Collecting sewing machines is a satisfying hobby in that machines (almost mysteriously) show up in my basement that I hadn't previously run across. There seems to be a never-ending supply of unique sewing machines. Granted, they all pretty much look the same, but they are all different also. Kind of like the saying, "I'm unique, just like everyone else." Ok, so sewing machines aren't as unique as humans, but I still like them. Sewing machines, that is.
Now that we have the preamble out of the way, on to the photos. Here is one of my latest acquisitions, a Fantasia. I don't know much about it other than when I plugged it in at the store it ran, although somewhat slow.
Notice the word "Electronic". That intrigued me when I first spotted it at the store. The little switch on the base was also something I'd not seen before. I'll get to both of these points in a moment. But first, more photos.

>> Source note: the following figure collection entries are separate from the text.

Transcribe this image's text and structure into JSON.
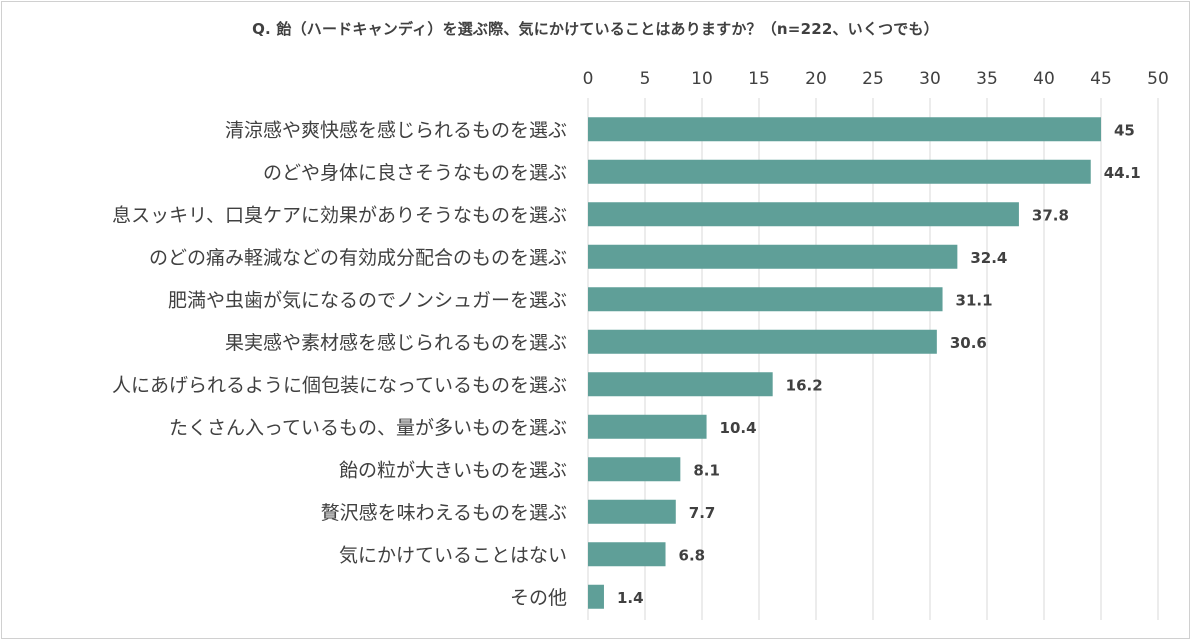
{
  "chart_data": {
    "type": "bar",
    "orientation": "horizontal",
    "title": "Q.  飴（ハードキャンディ）を選ぶ際、気にかけていることはありますか？（n=222、いくつでも）",
    "categories": [
      "清涼感や爽快感を感じられるものを選ぶ",
      "のどや身体に良さそうなものを選ぶ",
      "息スッキリ、口臭ケアに効果がありそうなものを選ぶ",
      "のどの痛み軽減などの有効成分配合のものを選ぶ",
      "肥満や虫歯が気になるのでノンシュガーを選ぶ",
      "果実感や素材感を感じられるものを選ぶ",
      "人にあげられるように個包装になっているものを選ぶ",
      "たくさん入っているもの、量が多いものを選ぶ",
      "飴の粒が大きいものを選ぶ",
      "贅沢感を味わえるものを選ぶ",
      "気にかけていることはない",
      "その他"
    ],
    "values": [
      45,
      44.1,
      37.8,
      32.4,
      31.1,
      30.6,
      16.2,
      10.4,
      8.1,
      7.7,
      6.8,
      1.4
    ],
    "value_labels": [
      "45",
      "44.1",
      "37.8",
      "32.4",
      "31.1",
      "30.6",
      "16.2",
      "10.4",
      "8.1",
      "7.7",
      "6.8",
      "1.4"
    ],
    "xlim": [
      0,
      50
    ],
    "xticks": [
      0,
      5,
      10,
      15,
      20,
      25,
      30,
      35,
      40,
      45,
      50
    ],
    "axis_position": "top",
    "grid": true,
    "legend": "none",
    "bar_color": "#5f9f98",
    "xlabel": "",
    "ylabel": ""
  }
}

I haven't had too much time to fiddle with this machine but I did plug the thing in and test at the Goodwill store to make sure it did in fact run. There is a toggle switch on the front base that is labeled Needle Program Up Down. I thought to myself, no, could it be? An older, even semi-vintage, sewing machine that you can program the needle to stop in the up or down position? Well let me tell you, that is exactly what it does. I switched the toggle to 'down' and the needle stopped all the way down when I let up on the controller, and when I switched the toggle to 'up', the needle stopped at the topmost position. Wow. I was impressed. Maybe I shouldn't be. Maybe there are tons of these machines out there. I don't know. This is the first one I've seen though. I know that the current fodder of machines found at sewing centers can do these feats of marvel, but a Goodwill purchase? Ok, so maybe I'm just easy to impress. I'll have to get this one cleaned up and sorted out soon so I can find out any other interesting features.